Monday 8 July 2019 7:44 pm

Court told of Treasury’s ‘pervasive’ impact on controversial RBS unit GRG

The government’s influence over a disgraced wing of RBS in the years following the financial crisis was “pervasive”, a court was told today.

An internal bank memo from June 2010 raises concerns about the Treasury’s involvement in the global restructuring unit (GRG) of RBS. The GRG has been accused of driving small businesses into the ground as RBS tried to shore up its balance sheet following a huge government bailout.

Read more: High Court to examine allegations of Treasury involvement in RBS GRG scandal

Court documents quote the internal memo saying the GRG was influenced through an arm of the Treasury called the Asset Protection Agency (APA).


The APA was responsible for running the Asset Protection Scheme (APS), which insured RBS’ toxic loans during the financial crash.

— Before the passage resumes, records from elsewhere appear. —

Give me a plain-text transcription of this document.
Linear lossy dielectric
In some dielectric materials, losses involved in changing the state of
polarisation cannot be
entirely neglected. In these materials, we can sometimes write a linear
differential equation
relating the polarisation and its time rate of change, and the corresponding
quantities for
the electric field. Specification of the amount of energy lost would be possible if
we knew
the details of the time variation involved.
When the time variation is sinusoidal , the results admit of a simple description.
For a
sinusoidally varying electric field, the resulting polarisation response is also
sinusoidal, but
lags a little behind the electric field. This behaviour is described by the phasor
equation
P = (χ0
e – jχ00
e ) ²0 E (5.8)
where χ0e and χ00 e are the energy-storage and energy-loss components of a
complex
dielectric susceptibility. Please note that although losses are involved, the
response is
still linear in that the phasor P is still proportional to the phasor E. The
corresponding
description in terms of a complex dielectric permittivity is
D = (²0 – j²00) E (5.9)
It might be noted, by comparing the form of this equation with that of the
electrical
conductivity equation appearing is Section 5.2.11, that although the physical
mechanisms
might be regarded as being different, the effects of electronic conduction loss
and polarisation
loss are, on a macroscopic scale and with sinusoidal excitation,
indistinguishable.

The claims have been made during a court case between RBS and Manchester-based businessman Oliver Morley, who has accused the bank of placing his business under “economic duress” when it acquired some of its assets in 2010. RBS is contesting the case in court and has said it is without merit.

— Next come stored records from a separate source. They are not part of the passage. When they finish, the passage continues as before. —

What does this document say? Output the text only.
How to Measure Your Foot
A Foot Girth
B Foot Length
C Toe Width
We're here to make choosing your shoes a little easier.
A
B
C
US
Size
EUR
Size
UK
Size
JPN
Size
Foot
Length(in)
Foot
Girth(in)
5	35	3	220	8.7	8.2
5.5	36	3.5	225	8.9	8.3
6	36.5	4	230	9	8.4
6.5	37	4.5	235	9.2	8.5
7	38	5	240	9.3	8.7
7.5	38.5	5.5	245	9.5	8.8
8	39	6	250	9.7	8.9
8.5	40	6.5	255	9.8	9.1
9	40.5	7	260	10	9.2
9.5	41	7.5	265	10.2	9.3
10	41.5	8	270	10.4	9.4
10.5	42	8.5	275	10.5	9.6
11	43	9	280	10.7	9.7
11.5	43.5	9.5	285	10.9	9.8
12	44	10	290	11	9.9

Morley’s lawyers said that the internal memo revealed the “tension” between RBS and the APA, at a court hearing today.

One extract from the memo says: “Overall the direct and indirect impact of the APS is pervasive across the group and cannot be underestimated. The burden of APS needs to be reviewed in light of the expected diminishing benefit of the scheme.”

Read more: MPs brand watchdog’s RBS GRG report a ‘complete whitewash’

It also cites letters from former APA chief executive Stephan Wilcke, in which he discusses how to “motivate RBS to review and trigger assets on time” and how “senior RBS personnel would be remunerated”.

Last month a report into the GRG by the financial watchdog acknowledged the influence of the APS on bankers within the controversial turnaround unit.


In the report, the Financial Conduct Authority (FCA) quoted a senior RBS manager saying that the APA was “not ‘particularly interested’ in protecting customers and that a lot of time was spent arguing with it”.

Following the report’s publication, Andrew Bailey, the FCA chief executive, said: “If an investigation is wanted it should not be by us, it should be a public inquiry.”

Kevin Hollinrake, co-chair of the all parliamentary group on fair banking, said today: “The documents released by RBS explicitly show evidence of material influence by the APA and significant tensions between the APA and GRG.

“This disclosure clearly demonstrates that the FCA has not complied with its own final requirement notice to identify the ‘root causes’ of the mistreatment and that its phase two report was a whitewash.

“This further strengthens our calls for a full root and branch public inquiry to establish who was actually responsible for the destruction of thousands of businesses and livelihoods by RBS GRG.”

Read more: RBS GRG scandal: The baggage that could drag down Andrew Bailey’s quest to lead the Bank of England

A Treasury spokesperson said: “We can’t comment on ongoing court cases.

“The Asset Protection Scheme was set up after the financial crash to help safeguard the bank’s stability and in turn that of the wider UK economy.

“The recent FCA-commissioned investigation concluded that RBS’s participation in the APS made no difference to the way in which customers were treated.”